Be equipped with mounting bracket 31 in the staving 1, mounting bracket 31 includes bottom plate 314 and the deflector 311 that upwards extends from bottom plate 314, is equipped with first activity groove 3111 on the deflector 311, corresponds and is equipped with the curb plate 315 that can consolidate mounting bracket 31 intensity between two deflectors 311 of side, is equipped with strengthening rib 316 on the curb plate, and bottom plate 314 middle part is equipped with water hole 6.

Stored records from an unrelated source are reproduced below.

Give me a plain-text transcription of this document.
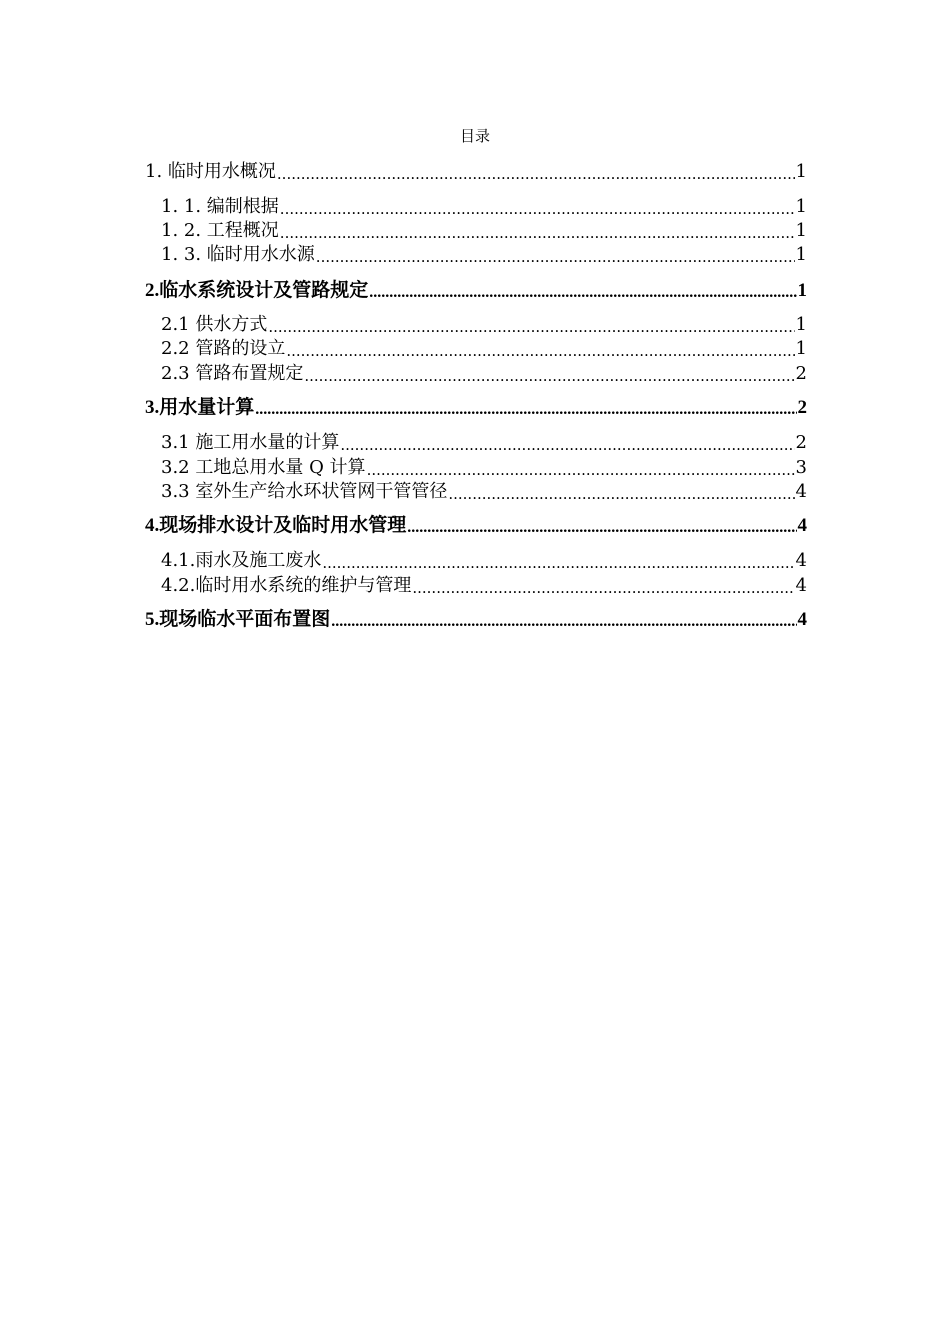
目录
1. 临时用水概况 .....	1
1. 1. 编制根据 .....	1
1. 2. 工程概况 .....	1
1. 3. 临时用水水源 .....	1
2.临水系统设计及管路规定 .....	1
2.1 供水方式 .....	1
2.2 管路的设立 .....	1
2.3 管路布置规定 .....	2
3.用水量计算 .....	2
3.1 施工用水量的计算 .....	2
3.2 工地总用水量 Q 计算 .....	3
3.3 室外生产给水环状管网干管管径 .....	4
4.现场排水设计及临时用水管理 .....	4
4.1.雨水及施工废水 .....	4
4.2.临时用水系统的维护与管理 .....	4
5.现场临水平面布置图 .....	4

The water storage tank 317 is movably connected in the mounting frame 31, the bottom surface of the water storage tank 317 forms a squeezing plate 321, the water storage tank 317 is provided with a second movable tank 3221, the water storage tank is further provided with rollers 3171, and the rollers 3171 are respectively arranged at four corners of the water storage tank 317 and are suitable for guiding the water storage tank to slide in the mounting frame 31. Referring to fig. 12, the pressing plate 321 is slightly above the lowest edge of the reservoir 317 and is adapted to prevent the cleaning portion 212 from being wetted twice. A low-lying groove is formed between the extrusion plate 321 and the side wall of the water storage tank 317, and a plurality of water through holes are formed in the groove and are suitable for water drainage. In other embodiments, a water trough arrangement is also employed.
The outer surface of the side wall of the water storage tank 317 is further provided with a plurality of guide ribs so as to reduce sliding friction of the water storage tank 317 in the sliding process, and the sliding is smoother.